De Lima told opposition senator Lisa Ontiveros, who had visited her, that she feared she would be killed during the incident. Will it die?” Hontivellos quoted what De Lima told her. “And something inside her told her to stay still.”

De Lima has been in custody since 2017 and is on trial on drug charges that she says were fabricated by former President Rodrigo Duterte and his officials to silence her criticism of his deadly crackdown on illegal drugs. It is A suspect has died, sparking an International Criminal Court investigation for possible crimes against humanity.

Leila de Lima
On February 24, 2017, in the city of Parañaque, southeast of Manila, Philippines, then-opposition Senator Leila de Lima arrived at a district court and was summoned for a brief personal appearance. (AP Photo)

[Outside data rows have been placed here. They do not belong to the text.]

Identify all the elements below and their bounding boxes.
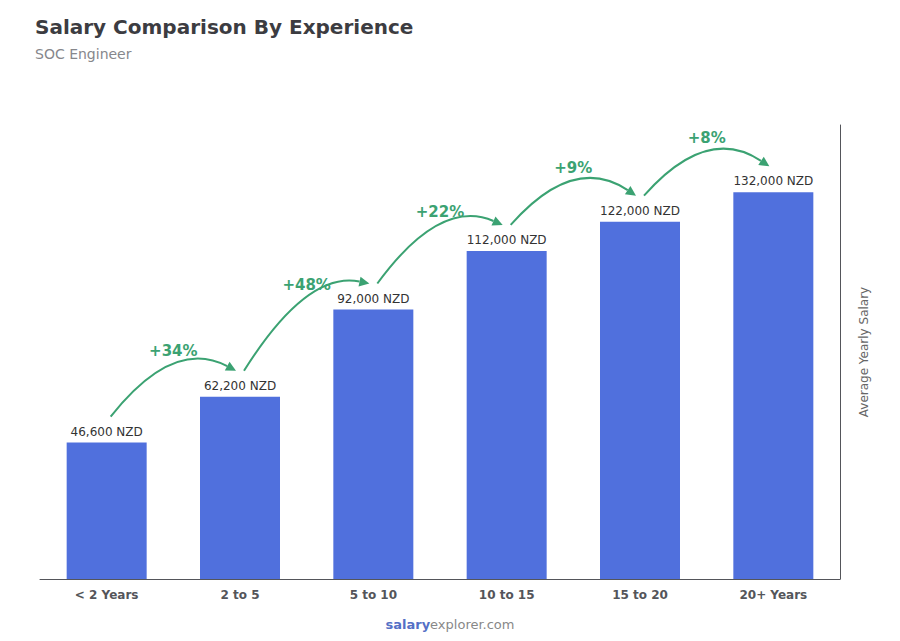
svg-text:62,200 NZD: 62,200 NZD: [204, 379, 276, 393]
svg-text:SOC Engineer: SOC Engineer: [35, 46, 132, 62]
svg-text:20+ Years: 20+ Years: [739, 588, 807, 602]
svg-text:10 to 15: 10 to 15: [479, 588, 535, 602]
svg-text:5 to 10: 5 to 10: [350, 588, 397, 602]
svg-text:15 to 20: 15 to 20: [612, 588, 668, 602]
svg-text:132,000 NZD: 132,000 NZD: [733, 174, 813, 188]
svg-text:salary: salary: [385, 617, 430, 632]
svg-text:+34%: +34%: [149, 342, 197, 360]
svg-text:+8%: +8%: [688, 129, 726, 147]
svg-text:< 2 Years: < 2 Years: [75, 588, 139, 602]
svg-text:122,000 NZD: 122,000 NZD: [600, 204, 680, 218]
svg-text:92,000 NZD: 92,000 NZD: [337, 292, 409, 306]
svg-text:+22%: +22%: [416, 203, 464, 221]
svg-text:explorer.com: explorer.com: [430, 617, 514, 632]
svg-text:2 to 5: 2 to 5: [220, 588, 259, 602]
svg-text:46,600 NZD: 46,600 NZD: [71, 425, 143, 439]
svg-text:112,000 NZD: 112,000 NZD: [467, 233, 547, 247]
svg-text:Salary Comparison By Experienc: Salary Comparison By Experience: [35, 15, 413, 39]
svg-text:+9%: +9%: [554, 159, 592, 177]
svg-text:+48%: +48%: [282, 276, 330, 294]
svg-text:Average Yearly Salary: Average Yearly Salary: [857, 287, 871, 417]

She was acquitted in one of the three cases and at least two witnesses recanted their testimony against her, her aide said.

Duterte, who has pleaded guilty to de Lima, stepped down on June 30 after a six-year term and was succeeded by Ferdinand Marcos Jr., the son of the former dictator who was ousted in the 1986 pro-democracy movement. is. Uprising.

Avalos visited De Lima and conveyed the president’s offer to transfer her to another detention center, but she declined the offer, Avalos said, to prevent such incidents from happening again. It added that measures would be taken.

In 2005, detained Abu Sayyaf Muslim fighters led the siege of a high-security prison in another Metro Manila police camp where special forces were based in another failed escape attempt. After the terrorists refused to surrender, police launched a massive attack with tear gas canisters and assault rifles, killing 22 inmates, including the Abu Sayyaf commander-in-chief.

In a court-granted interview with the Associated Press in March, De Lima said he had been held for years in an old facility, surrounded by a labyrinth of high concrete walls, with rusty barbed wire and sentry towers. Covered. Prison guards armed with assault rifles constantly roamed and kept watch.

“I’m a fighter,” the bespectacled former Human Rights Commission chairman and attorney general told AP journalists at the time. “It’s hard, but I can manage it.”

“I never lose hope,” said De Lima, 63.

De Lima’s years of detention have sparked calls for her immediate release from the European Union parliament, some US lawmakers, UN human rights experts, and international monitoring bodies.